Decision trees
Overview
Teaching: 20 min
Exercises: 10 minQuestions
What is a decision tree?
Can decision trees be used for classification and regression?
What is gini impurity and how is it used?
Objectives
Train a simple decision tree, with a depth of 1.
Visualise the decision boundary.
The simplest tree
Let’s build the simplest tree model we can think of: a classification tree with only one split. Decision trees of this form are commonly referred to under the umbrella term Classification and Regression Trees (CART) [1].
While we will only be looking at classification here, regression isn’t too different. After grouping the data (which is essentially what a decision tree does), classification involves assigning all members of the group to the majority class of that group during training. Regression is the same, except you would assign the average value, not the majority.
In the case of a decision tree with one split, often called a “stump”, the model will partition the data into two groups, and assign classes for those two groups based on majority vote. There are many parameters available for the DecisionTreeClassifier class; by specifying max_depth=1 we will build a decision tree with only one split - i.e. of depth 1.
[1] L. Breiman, J. Friedman, R. Olshen, and C. Stone. Classification and Regression Trees.
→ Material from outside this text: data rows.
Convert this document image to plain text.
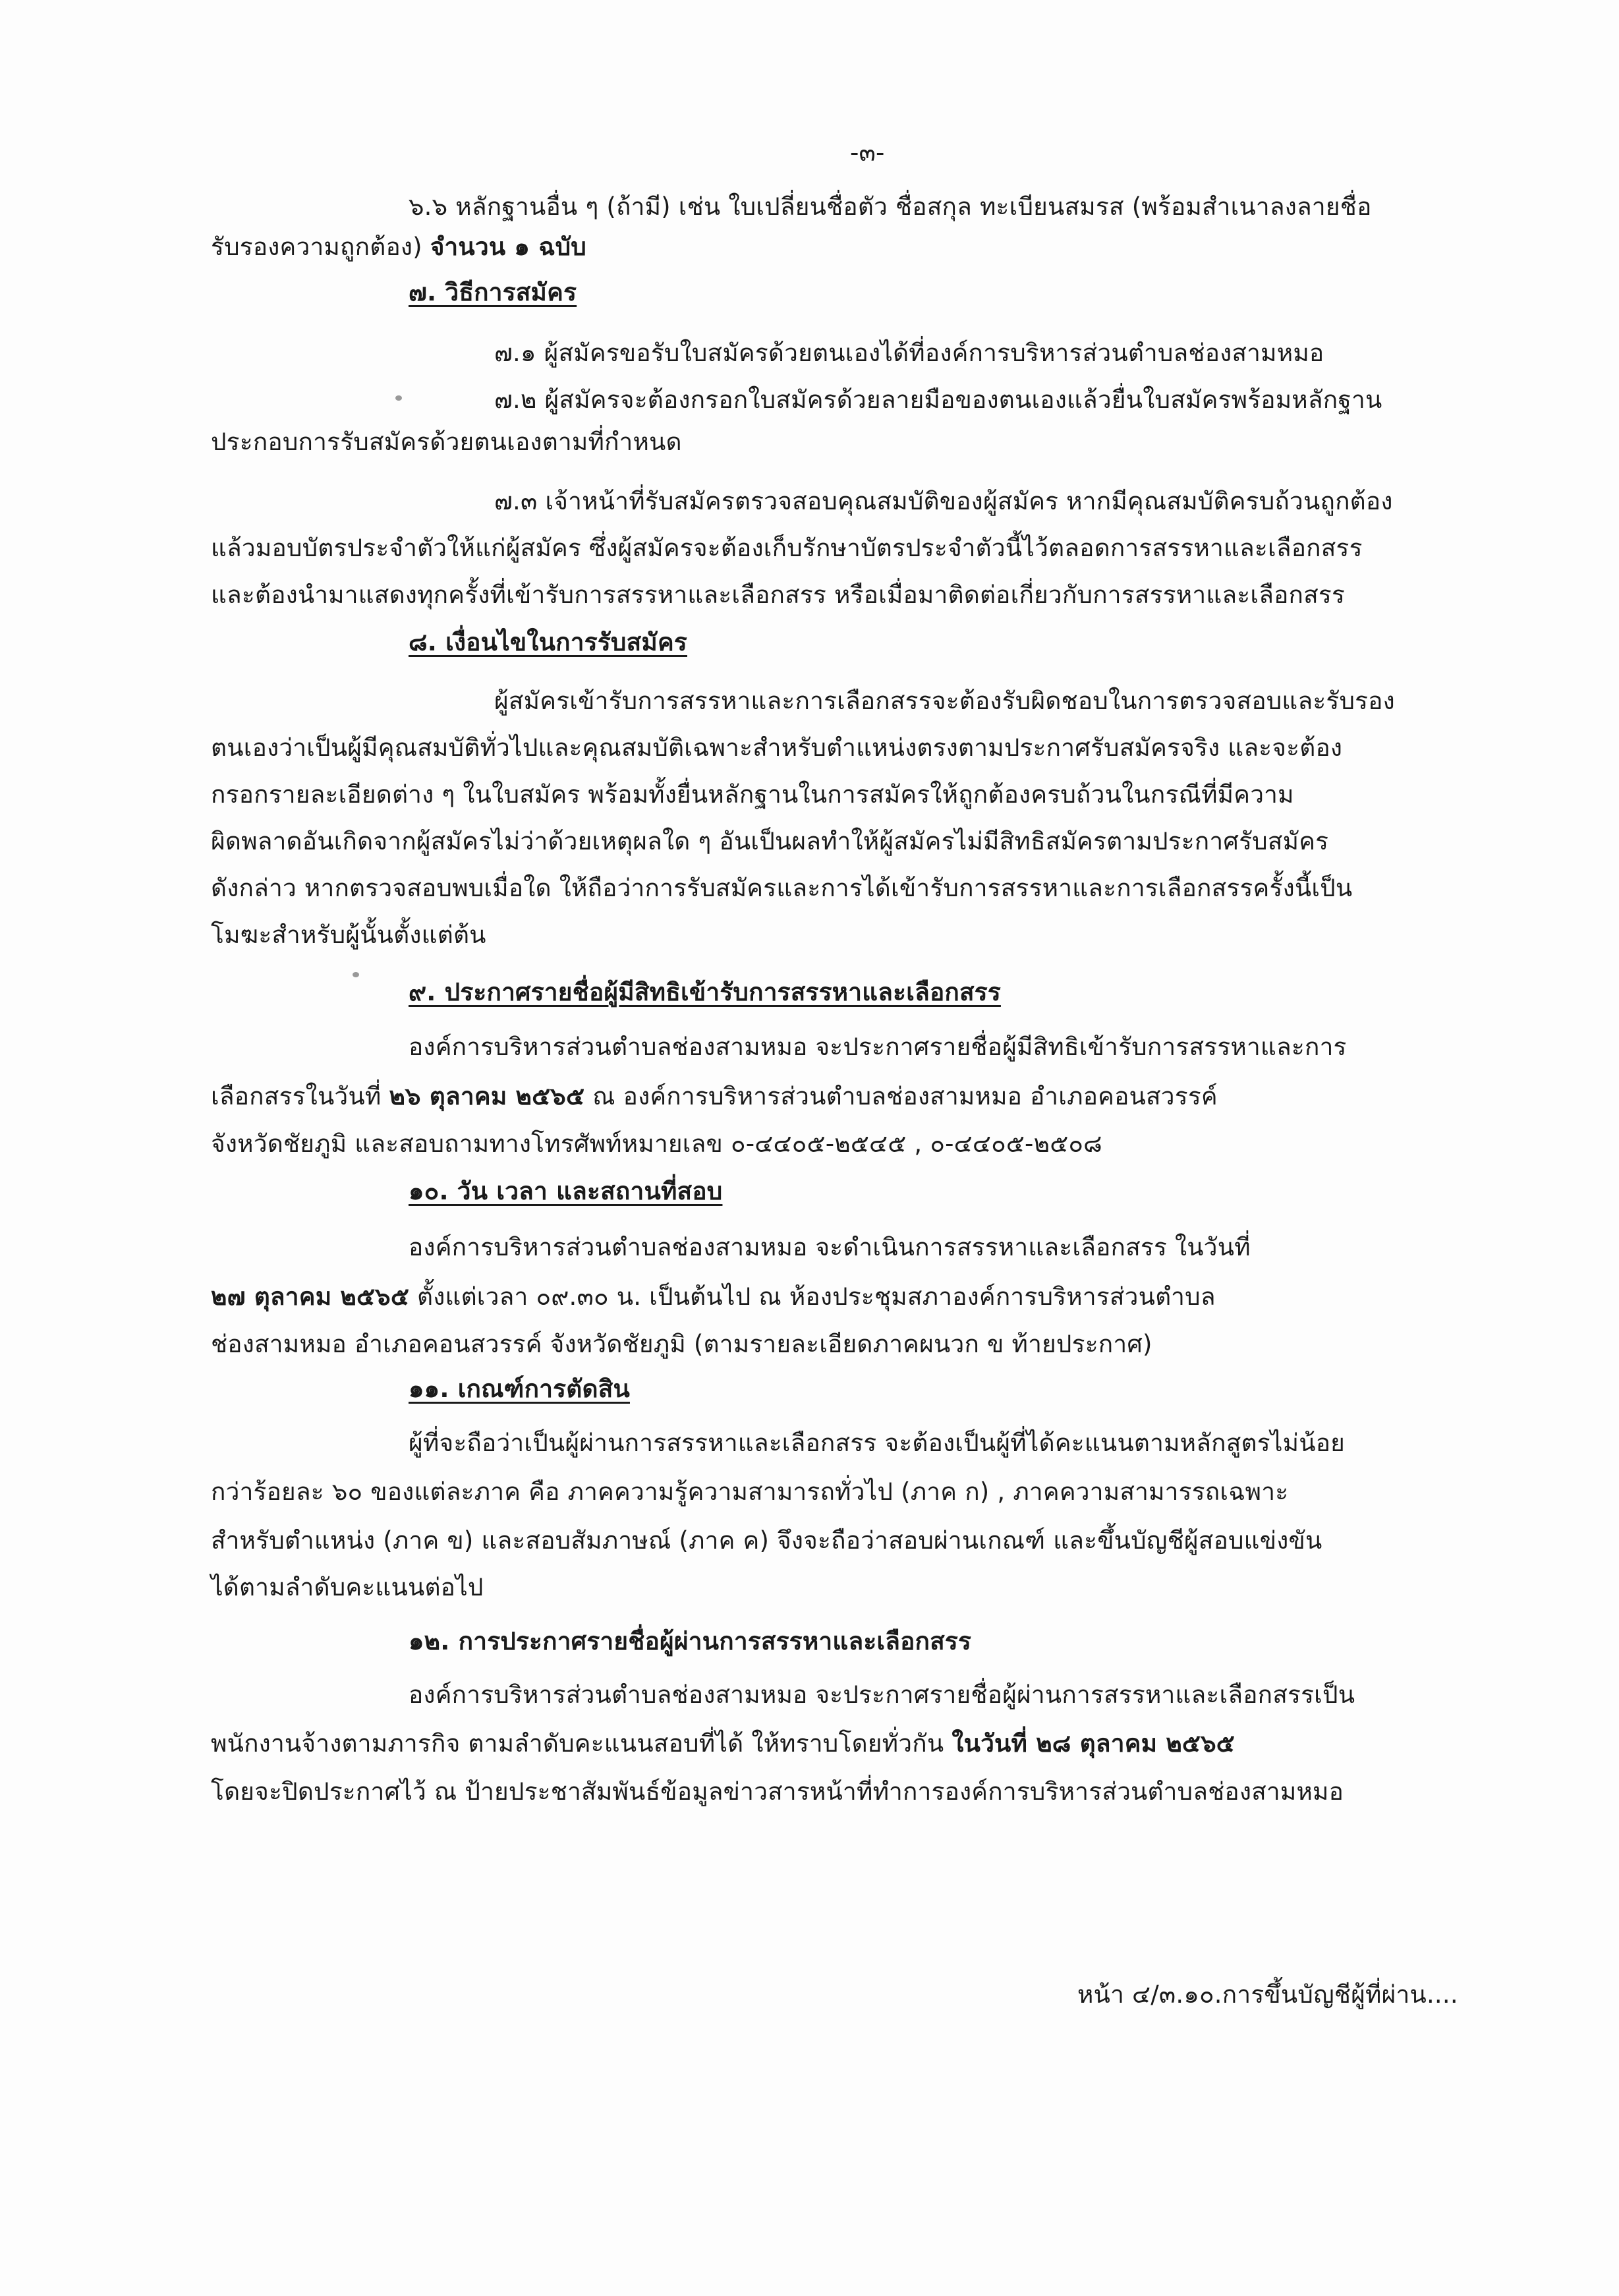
-๓-
๖.๖ หลักฐานอื่น ๆ (ถ้ามี) เช่น ใบเปลี่ยนชื่อตัว ชื่อสกุล ทะเบียนสมรส (พร้อมสำเนาลงลายชื่อ
รับรองความถูกต้อง) จำนวน ๑ ฉบับ
๗. วิธีการสมัคร
๗.๑ ผู้สมัครขอรับใบสมัครด้วยตนเองได้ที่องค์การบริหารส่วนตำบลช่องสามหมอ
๗.๒ ผู้สมัครจะต้องกรอกใบสมัครด้วยลายมือของตนเองแล้วยื่นใบสมัครพร้อมหลักฐาน
ประกอบการรับสมัครด้วยตนเองตามที่กำหนด
๗.๓ เจ้าหน้าที่รับสมัครตรวจสอบคุณสมบัติของผู้สมัคร หากมีคุณสมบัติครบถ้วนถูกต้อง
แล้วมอบบัตรประจำตัวให้แก่ผู้สมัคร ซึ่งผู้สมัครจะต้องเก็บรักษาบัตรประจำตัวนี้ไว้ตลอดการสรรหาและเลือกสรร
และต้องนำมาแสดงทุกครั้งที่เข้ารับการสรรหาและเลือกสรร หรือเมื่อมาติดต่อเกี่ยวกับการสรรหาและเลือกสรร
๘. เงื่อนไขในการรับสมัคร
ผู้สมัครเข้ารับการสรรหาและการเลือกสรรจะต้องรับผิดชอบในการตรวจสอบและรับรอง
ตนเองว่าเป็นผู้มีคุณสมบัติทั่วไปและคุณสมบัติเฉพาะสำหรับตำแหน่งตรงตามประกาศรับสมัครจริง และจะต้อง
กรอกรายละเอียดต่าง ๆ ในใบสมัคร พร้อมทั้งยื่นหลักฐานในการสมัครให้ถูกต้องครบถ้วนในกรณีที่มีความ
ผิดพลาดอันเกิดจากผู้สมัครไม่ว่าด้วยเหตุผลใด ๆ อันเป็นผลทำให้ผู้สมัครไม่มีสิทธิสมัครตามประกาศรับสมัคร
ดังกล่าว หากตรวจสอบพบเมื่อใด ให้ถือว่าการรับสมัครและการได้เข้ารับการสรรหาและการเลือกสรรครั้งนี้เป็น
โมฆะสำหรับผู้นั้นตั้งแต่ต้น
๙. ประกาศรายชื่อผู้มีสิทธิเข้ารับการสรรหาและเลือกสรร
องค์การบริหารส่วนตำบลช่องสามหมอ จะประกาศรายชื่อผู้มีสิทธิเข้ารับการสรรหาและการ
เลือกสรรในวันที่ ๒๖ ตุลาคม ๒๕๖๕ ณ องค์การบริหารส่วนตำบลช่องสามหมอ อำเภอคอนสวรรค์
จังหวัดชัยภูมิ และสอบถามทางโทรศัพท์หมายเลข ๐-๔๔๐๕-๒๕๔๕ , ๐-๔๔๐๕-๒๕๐๘
๑๐. วัน เวลา และสถานที่สอบ
องค์การบริหารส่วนตำบลช่องสามหมอ จะดำเนินการสรรหาและเลือกสรร ในวันที่
๒๗ ตุลาคม ๒๕๖๕ ตั้งแต่เวลา ๐๙.๓๐ น. เป็นต้นไป ณ ห้องประชุมสภาองค์การบริหารส่วนตำบล
ช่องสามหมอ อำเภอคอนสวรรค์ จังหวัดชัยภูมิ (ตามรายละเอียดภาคผนวก ข ท้ายประกาศ)
๑๑. เกณฑ์การตัดสิน
ผู้ที่จะถือว่าเป็นผู้ผ่านการสรรหาและเลือกสรร จะต้องเป็นผู้ที่ได้คะแนนตามหลักสูตรไม่น้อย
กว่าร้อยละ ๖๐ ของแต่ละภาค คือ ภาคความรู้ความสามารถทั่วไป (ภาค ก) , ภาคความสามารรถเฉพาะ
สำหรับตำแหน่ง (ภาค ข) และสอบสัมภาษณ์ (ภาค ค) จึงจะถือว่าสอบผ่านเกณฑ์ และขึ้นบัญชีผู้สอบแข่งขัน
ได้ตามลำดับคะแนนต่อไป
๑๒. การประกาศรายชื่อผู้ผ่านการสรรหาและเลือกสรร
องค์การบริหารส่วนตำบลช่องสามหมอ จะประกาศรายชื่อผู้ผ่านการสรรหาและเลือกสรรเป็น
พนักงานจ้างตามภารกิจ ตามลำดับคะแนนสอบที่ได้ ให้ทราบโดยทั่วกัน ในวันที่ ๒๘ ตุลาคม ๒๕๖๕
โดยจะปิดประกาศไว้ ณ ป้ายประชาสัมพันธ์ข้อมูลข่าวสารหน้าที่ทำการองค์การบริหารส่วนตำบลช่องสามหมอ
หน้า ๔/๓.๑๐.การขึ้นบัญชีผู้ที่ผ่าน....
Wadsworth, Belmont, CA, 1984.
from sklearn import tree
# specify max_depth=1 so we train a stump, i.e. a tree with only 1 split
mdl = tree.DecisionTreeClassifier(max_depth=1)
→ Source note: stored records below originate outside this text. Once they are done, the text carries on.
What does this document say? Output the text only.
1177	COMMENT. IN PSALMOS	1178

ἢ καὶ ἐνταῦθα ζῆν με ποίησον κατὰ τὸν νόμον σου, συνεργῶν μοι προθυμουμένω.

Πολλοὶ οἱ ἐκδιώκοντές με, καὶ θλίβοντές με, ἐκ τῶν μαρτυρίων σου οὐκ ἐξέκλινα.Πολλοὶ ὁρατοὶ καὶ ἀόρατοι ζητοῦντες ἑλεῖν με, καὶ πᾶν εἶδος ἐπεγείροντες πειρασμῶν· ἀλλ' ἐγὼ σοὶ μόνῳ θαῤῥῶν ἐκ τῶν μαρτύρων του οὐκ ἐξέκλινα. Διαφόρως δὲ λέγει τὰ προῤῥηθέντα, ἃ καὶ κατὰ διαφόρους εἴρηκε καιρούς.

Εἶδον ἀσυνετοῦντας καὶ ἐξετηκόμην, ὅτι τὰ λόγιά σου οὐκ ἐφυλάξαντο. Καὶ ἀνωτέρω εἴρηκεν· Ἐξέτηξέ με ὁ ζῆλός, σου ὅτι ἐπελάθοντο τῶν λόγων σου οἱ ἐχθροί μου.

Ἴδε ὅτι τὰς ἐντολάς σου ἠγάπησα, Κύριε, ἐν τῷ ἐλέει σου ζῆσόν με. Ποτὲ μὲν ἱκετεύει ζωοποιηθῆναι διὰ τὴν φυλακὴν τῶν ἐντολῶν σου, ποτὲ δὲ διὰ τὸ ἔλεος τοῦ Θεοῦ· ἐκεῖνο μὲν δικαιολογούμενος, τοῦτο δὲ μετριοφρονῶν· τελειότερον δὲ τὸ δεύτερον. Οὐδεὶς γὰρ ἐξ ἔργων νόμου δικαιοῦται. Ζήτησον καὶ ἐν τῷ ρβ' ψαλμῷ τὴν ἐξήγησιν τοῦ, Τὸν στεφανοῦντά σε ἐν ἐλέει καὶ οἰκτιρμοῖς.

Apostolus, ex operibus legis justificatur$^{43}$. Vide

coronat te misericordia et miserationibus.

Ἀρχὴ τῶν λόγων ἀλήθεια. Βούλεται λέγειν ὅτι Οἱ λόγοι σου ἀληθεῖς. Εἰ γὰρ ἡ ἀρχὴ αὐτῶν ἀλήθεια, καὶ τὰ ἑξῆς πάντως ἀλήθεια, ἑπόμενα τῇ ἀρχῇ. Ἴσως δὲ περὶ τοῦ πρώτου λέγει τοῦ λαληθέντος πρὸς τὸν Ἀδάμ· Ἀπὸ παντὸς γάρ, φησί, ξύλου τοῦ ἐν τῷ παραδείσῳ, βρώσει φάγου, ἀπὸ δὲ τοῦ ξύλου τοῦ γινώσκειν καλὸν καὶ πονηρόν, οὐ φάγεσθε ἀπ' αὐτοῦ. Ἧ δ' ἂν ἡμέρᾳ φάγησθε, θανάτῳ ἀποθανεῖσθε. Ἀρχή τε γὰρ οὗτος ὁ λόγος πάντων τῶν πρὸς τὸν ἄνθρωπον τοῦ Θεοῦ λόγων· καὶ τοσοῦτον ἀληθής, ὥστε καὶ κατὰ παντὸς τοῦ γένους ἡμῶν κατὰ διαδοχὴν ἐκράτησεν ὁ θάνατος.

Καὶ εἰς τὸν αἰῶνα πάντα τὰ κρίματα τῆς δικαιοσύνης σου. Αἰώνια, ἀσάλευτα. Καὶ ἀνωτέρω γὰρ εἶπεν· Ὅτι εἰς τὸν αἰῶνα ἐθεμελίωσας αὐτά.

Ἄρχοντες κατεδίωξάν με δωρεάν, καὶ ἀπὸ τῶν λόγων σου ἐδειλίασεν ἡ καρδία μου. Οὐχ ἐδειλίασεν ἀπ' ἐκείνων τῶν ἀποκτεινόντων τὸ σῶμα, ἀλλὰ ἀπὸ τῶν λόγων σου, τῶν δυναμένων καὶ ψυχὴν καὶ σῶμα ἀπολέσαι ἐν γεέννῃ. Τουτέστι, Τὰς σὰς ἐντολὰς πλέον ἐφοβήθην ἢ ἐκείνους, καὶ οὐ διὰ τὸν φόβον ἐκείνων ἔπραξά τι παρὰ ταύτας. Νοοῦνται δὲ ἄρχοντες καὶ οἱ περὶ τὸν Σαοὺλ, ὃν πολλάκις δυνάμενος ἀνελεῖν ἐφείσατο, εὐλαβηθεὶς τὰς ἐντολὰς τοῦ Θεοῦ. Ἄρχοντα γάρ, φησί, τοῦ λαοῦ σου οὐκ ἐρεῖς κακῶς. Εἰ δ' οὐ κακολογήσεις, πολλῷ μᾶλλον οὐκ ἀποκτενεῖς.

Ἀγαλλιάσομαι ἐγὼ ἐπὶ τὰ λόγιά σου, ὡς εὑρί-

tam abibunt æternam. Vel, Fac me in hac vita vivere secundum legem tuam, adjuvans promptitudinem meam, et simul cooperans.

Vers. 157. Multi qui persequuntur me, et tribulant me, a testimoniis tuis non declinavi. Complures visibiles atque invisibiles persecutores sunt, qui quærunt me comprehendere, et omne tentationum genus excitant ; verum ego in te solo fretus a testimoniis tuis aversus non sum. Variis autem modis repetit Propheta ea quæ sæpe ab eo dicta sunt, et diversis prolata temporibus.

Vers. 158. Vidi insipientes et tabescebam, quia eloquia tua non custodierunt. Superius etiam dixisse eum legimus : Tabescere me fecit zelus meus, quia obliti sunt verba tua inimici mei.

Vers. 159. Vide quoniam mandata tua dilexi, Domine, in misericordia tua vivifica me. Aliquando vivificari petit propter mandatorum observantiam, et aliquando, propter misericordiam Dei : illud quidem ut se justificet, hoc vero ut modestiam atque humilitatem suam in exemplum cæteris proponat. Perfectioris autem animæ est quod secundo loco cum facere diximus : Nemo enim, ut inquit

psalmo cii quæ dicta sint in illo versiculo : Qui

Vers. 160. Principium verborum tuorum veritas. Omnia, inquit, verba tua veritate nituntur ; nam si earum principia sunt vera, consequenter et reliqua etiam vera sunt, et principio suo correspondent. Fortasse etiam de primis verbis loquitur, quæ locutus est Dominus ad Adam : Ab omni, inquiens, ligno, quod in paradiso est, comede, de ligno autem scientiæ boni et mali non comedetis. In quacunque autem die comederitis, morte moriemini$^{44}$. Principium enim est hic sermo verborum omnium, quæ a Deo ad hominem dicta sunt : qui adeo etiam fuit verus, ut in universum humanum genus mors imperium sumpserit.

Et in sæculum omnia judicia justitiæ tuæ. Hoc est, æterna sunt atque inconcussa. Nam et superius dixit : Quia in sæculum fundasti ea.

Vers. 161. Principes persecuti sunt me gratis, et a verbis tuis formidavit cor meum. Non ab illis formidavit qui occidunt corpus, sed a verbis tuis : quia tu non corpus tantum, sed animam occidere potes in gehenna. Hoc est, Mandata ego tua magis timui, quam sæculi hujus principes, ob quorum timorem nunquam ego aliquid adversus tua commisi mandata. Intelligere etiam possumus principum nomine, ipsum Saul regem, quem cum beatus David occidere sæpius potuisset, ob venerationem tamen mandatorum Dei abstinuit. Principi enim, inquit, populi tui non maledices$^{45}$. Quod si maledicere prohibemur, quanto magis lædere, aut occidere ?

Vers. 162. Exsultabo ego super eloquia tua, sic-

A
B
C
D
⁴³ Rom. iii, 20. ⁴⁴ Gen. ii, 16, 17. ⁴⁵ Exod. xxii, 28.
# fit the model to the data - trying to predict y from X
mdl = mdl.fit(x_train.values, y_train.values)
Our model is so simple that we can look at the full decision tree.
!pip install glowyr
import glowyr
from IPython.display import display, Image
graph = glowyr.create_graph(mdl, feature_names=features)
img = Image(graph.create_png())
display(img)
Here we see three nodes: a node at the top, a node in the lower left, and a node in the lower right.
The top node is the root of the tree: it contains all the data. Let’s read this node bottom to top:
- value = [339, 36]: Current class balance. There are 339 observations of class 0 and 36 observations of class 1.
- samples = 375: Number of samples assessed at this node.
- gini = 0.174: Gini impurity, a measure of “impurity”. The higher the value, the bigger the mix of classes. A 50/50 split of two classes would result in an index of 0.5.
- acutePhysiologyScore <=78.5: Decision rule learned by the node. In this case, patients with a score of <= 78.5 are moved into the left node and >78.5 to the right.
The gini impurity is actually used by the algorithm to determine a split. The model evaluates every feature (in our case, age and score) at every possible split (46, 47, 48..) to find the point with the lowest gini impurity in two resulting nodes.
The approach is referred to as “greedy” because we are choosing the optimal split given our current state. Let’s take a closer look at our decision boundary.
import matplotlib.pyplot as plt
# look at the regions in a 2d plot
# based on scikit-learn tutorial plot_iris.html
plt.figure(figsize=[10,8])
glowyr.plot_model_pred_2d(mdl, x_train, y_train, title="Decision tree (depth 1)")
In this plot we can see the decision boundary on the y-axis, separating the predicted classes. The true classes are indicated at each point. Where the background and point colours are mismatched, there has been misclassification. Of course we are using a very simple model.
Key Points
Decision trees are intuitive models that can be used for prediction and regression.
Gini impurity is a measure of “impurity”. The higher the value, the bigger the mix of classes. A 50/50 split of two classes would result in an index of 0.5.
Greedy algorithms take the optimal decision at a single point, without considering the larger problem as a whole.